= Canopy seed bank =

Viable seeds present on plants within plant communities

Canopy seed banks are the community aggregates of plant seed that are stored in the crown portion of plants, known as the canopy. Natural seed banks can be categorized according to their location and the ecological functions they serve. The primary types include soil seed banks, which are found in terrestrial environments; wetland seed banks, located in aquatic habitats; and canopy seed banks, present in the upper layers of forest ecosystems. Each type of seed contributes uniquely to plant biodiversity, ecosystem resilience and human well-being. Also, they are unique in the way they retain their seed. For example, in canopy seed banks or aerial seed banks, the seeds are stored in the canopies of trees and plants.

== Description ==
Plants with canopy seed banks store their seeds in branches, pods, and other structures. Ecological disturbances in the ecosystem have led some plants to develop adaptive strategies such as retaining seeds and delaying the seed release. The ability of these plants to store seeds long-term is one of the main adaptation methods they have developed, particularly against recurrent fires. Additionally, after a disturbance (i.e., fire) has occurred, the plant species will release the retained seeds onto the ground to germinate according to certain seasonal conditions that signal the appropriate time for seedling establishment. This process is particularly important for sustainable management and conservation of plant biodiversity. Maternal plants with the ability to maintain canopy seed banks actively store and protect their seeds at an elevated position within the canopy. This strategic placement ensures that, in the event of severe disturbances such as wildfires which may result in the death of some or all adult plants, the seeds are well-positioned for dispersal, thereby preserving the genetic diversity of the species.

The soil seed banks and seeds found on forest floors are less protected compared to the canopy seed banks, particularly during disturbances. In contrast, seeds stored in the canopy are protected both before and during disturbances. During these severe disturbances, the seed banks within the canopy are expected to be triggered and dispersed widely. After such disturbances, these seeds can be released into the ground, thereby serving as a reliable source for the establishment of new seedlings. This mechanism serves as a critical survival strategy, enabling the species to endure and regenerate following significant environmental challenges and ensure population restoration.

=== Serotiny ===
Canopy seed banks are often associated with serotinous species. The ability of some plant species to retain seeds in protective structures and delay the release of mature seeds is known as serotiny. These plant species can store seeds in closed fruits or cones for days to decades until environmental changes are triggered during events such as wildfires and proper growing conditions. After a year or two, the widely dispersed seed starts the germination process and regeneration of species affected in the disturbed areas.
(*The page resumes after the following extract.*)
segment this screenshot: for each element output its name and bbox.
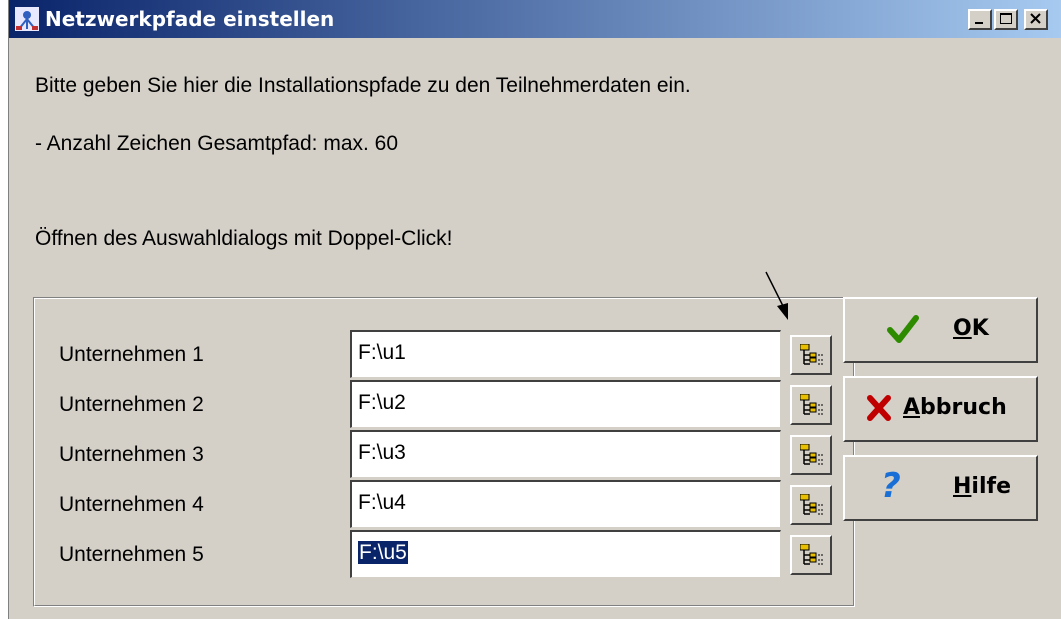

These plant species are often found in fire-prone environments such as those of Proteaceae species in Australia, dioecious species in South Africa and pine species in the US.

The serotiny levels of species found in specific locations are related to the fire history of those areas as fire is one the most common disturbances faced by plants. These plant species can retain seeds within their canopy for extended periods, eventually leading to the formation of canopy seed banks. Other factors aside from fire disturbances that affect the serotiny levels in plant species include the age of plants, soil quality, environmental stress and season changes in the environment.

== Methods of seed bank detection ==
Research studies, aimed at determining the existence and characteristics of canopy seed banks in plants typically employ a variety of methods, including:

1. Plant species and sample site selection: This involves collecting samples from the canopy of the plant species across various locations of the sample site
2. Seed counting: After collecting the seed from each cone of the sample selected, the number of seeds is counted to calculate the baseline seed density.
3. Density calculation: The density of the canopy is calculated as the total number of seeds in the plot divided by the measured canopy area.
4. Extrapolation: Using the data gathered from the samples collected, the seed density of the selected site can be extrapolated to estimate the seed bank size for the entire canopy.
5. Statistical analysis: Statistical methods are used to analyse the data, compare the means, and determine the seed bank of estimates of plants. These statistical methods include t-test distribution, one-way analysis of variance (ANOVA) and regression modelling.

== Significance ==
Several authors have highlighted the significance of canopy seed bank and their critical roles in ecosystem dynamics, which include preserving crop diversity, protecting the environment from the impacts of climate change, safeguarding against natural and man-made disasters, shielding plants from infectious and destructive diseases, providing seeds for research purposes and ensuring low predation and competition for their species.